Un récit qui relance le débat sur la recherche des origines et les tests ADN de filiation
Le 1er septembre 2025, l’émission Ça commence aujourd’hui diffusée sur France 2 a mis en lumière une histoire familiale restée enfouie pendant plus de six décennies. Face à l’animatrice Faustine Bollaert, Bibia et sa fille Sabrina ont accepté de raconter, avec émotion et pudeur, la disparition d’un nouveau-né survenue en Algérie en 1964. Ce témoignage, rare par sa force et sa sincérité, remet aujourd’hui sur le devant de la scène une question encore trop méconnue en France : celle des recherches des origines pour les personnes séparées de leur famille biologique dans des circonstances troubles, parfois liées à des soupçons de trafic de nouveau-nés dans certaines maternités du XXe siècle.
Ce type de récit, bien que rare dans les médias, n’est pas isolé. Ces dernières années, plusieurs affaires similaires ont refait surface en France et à l’étranger, poussant des familles entières à se lancer dans des démarches longues et souvent semées d’embûches administratives pour tenter de retrouver un frère, une sœur ou un enfant disparu à la naissance. Ces parcours passent aujourd’hui de plus en plus par le test ADN de filiation, un outil scientifique devenu accessible qui permet, dans de nombreux cas, d’établir ou de confirmer un lien de parenté biologique avec une fiabilité proche de 100 %.

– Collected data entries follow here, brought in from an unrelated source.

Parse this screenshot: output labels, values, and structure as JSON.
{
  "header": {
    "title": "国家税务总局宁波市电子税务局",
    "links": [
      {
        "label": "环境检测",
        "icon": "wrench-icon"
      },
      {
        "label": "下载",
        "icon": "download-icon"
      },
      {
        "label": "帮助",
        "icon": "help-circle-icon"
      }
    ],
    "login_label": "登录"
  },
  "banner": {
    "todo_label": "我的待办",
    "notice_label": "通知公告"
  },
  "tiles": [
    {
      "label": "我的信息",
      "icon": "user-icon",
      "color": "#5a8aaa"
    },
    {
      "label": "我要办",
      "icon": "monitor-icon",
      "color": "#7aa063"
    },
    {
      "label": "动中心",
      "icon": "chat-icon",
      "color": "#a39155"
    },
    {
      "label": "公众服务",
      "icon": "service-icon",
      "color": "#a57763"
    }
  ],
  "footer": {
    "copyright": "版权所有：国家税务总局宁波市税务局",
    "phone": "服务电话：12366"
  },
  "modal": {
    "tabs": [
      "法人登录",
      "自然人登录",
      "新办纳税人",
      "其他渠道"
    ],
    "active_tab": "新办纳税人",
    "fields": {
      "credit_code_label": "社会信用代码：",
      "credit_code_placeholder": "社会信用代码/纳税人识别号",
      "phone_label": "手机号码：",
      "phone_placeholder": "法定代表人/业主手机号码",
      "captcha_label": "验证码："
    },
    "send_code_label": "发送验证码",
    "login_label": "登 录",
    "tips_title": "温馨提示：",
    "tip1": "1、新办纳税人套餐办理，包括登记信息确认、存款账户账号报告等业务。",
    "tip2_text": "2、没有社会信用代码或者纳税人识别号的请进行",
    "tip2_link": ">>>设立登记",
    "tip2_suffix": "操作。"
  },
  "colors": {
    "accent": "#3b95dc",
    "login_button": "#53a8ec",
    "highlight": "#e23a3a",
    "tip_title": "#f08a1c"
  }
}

En France, ces démarches s’inscrivent dans un cadre légal précis, encadré notamment par le CNAOP (Conseil National pour l’Accès aux Origines Personnelles), un organisme public qui accompagne les personnes en quête de leurs origines familiales, que ce soit dans le cadre d’une adoption, d’un accouchement sous le secret, ou de situations plus complexes comme celles évoquées sur le plateau de France 2. Ce type d’accompagnement, souvent méconnu du grand public, peut s’avérer déterminant pour des familles qui, comme celle de Bibia, vivent depuis des décennies avec une incertitude douloureuse.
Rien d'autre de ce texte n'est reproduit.